Getting Past V6 — When to Sweat the Small Stuff
In entrepreneurship and many activities in life, the 80/20 rule reigns supreme.
Reading a business book? You’ll get 80% of the value from 20% of the advice (ie. it’s better to soak in a few key tidbits, then worry about every detail).
Training to run a marathon? Again, you’ll get 80% of the value from making a few small changes to your form and training. For me following the Hal Higdon approach was enough to get me over the line on two marathons.
But recently, for me in rock climbing, I’ve gotten to a point where the 80/20 rule isn’t helping anymore. I’ve been stuck climbing V5’s and v6’s for close to a year now and I’ve been struggling to evolve. That’s when I realized I need to make a shift and sweat the small stuff.
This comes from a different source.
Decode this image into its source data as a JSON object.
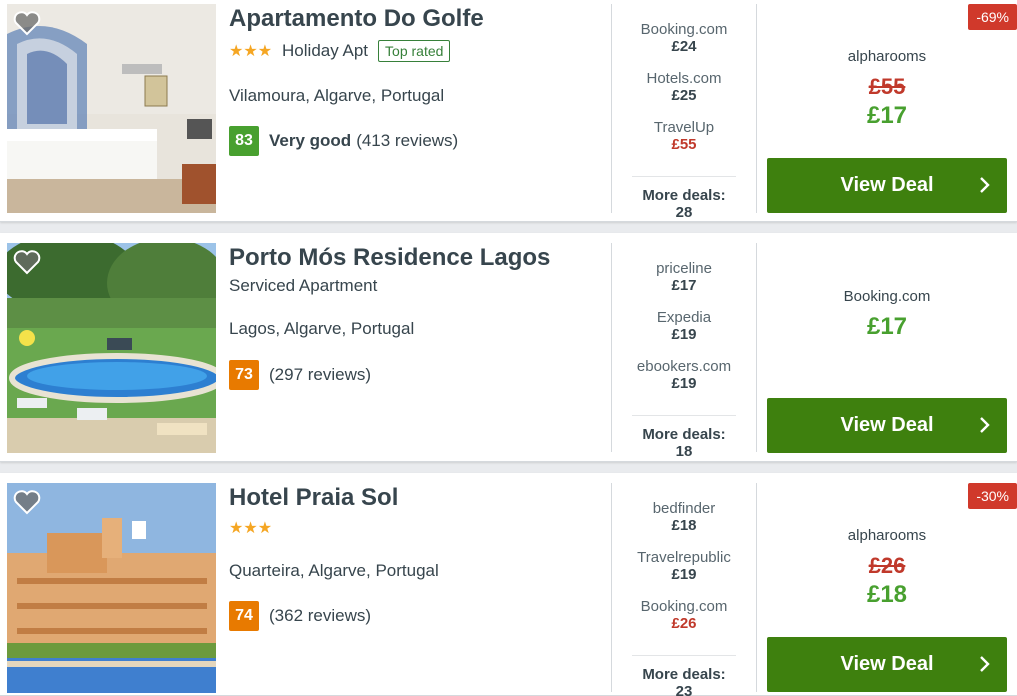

For me to get to the next level I need to train consistently. I need to take each climb seriously, think about small body adjustments, get my toes on the exact right lip of a foothold, and play with my fingers to find any slight advantage on a handhold. There simply isn’t low hanging fruit left. I need to train my finger strength for months at a time and have faith that it will pay off down the road.
The same shift happens in startups and a lot of time entrepreneurs miss the boat. Early on, all new marketing channels (whether it’s paid acquisition, content writing, or SEO) have low hanging fruit. If you execute the fundamentals correctly, you’ll see big gains. But eventually, when you want to max out a channel, you have to sweat the small stuff. You need to obsess over your process and work for months at a time to make small gains.
One of my favorite books that covers this idea is Bill Walsh’s the Score Takes Care of Itself. To win in the NFL, the highest level of athletic competition, you need to shift from an 80/20 mindset to a small stuff mindset.
It’s always worth asking yourself, in your hobbies, in your work, in your relationships, are you at an 80/20 time or a sweat the small stuff time? Knowing is key.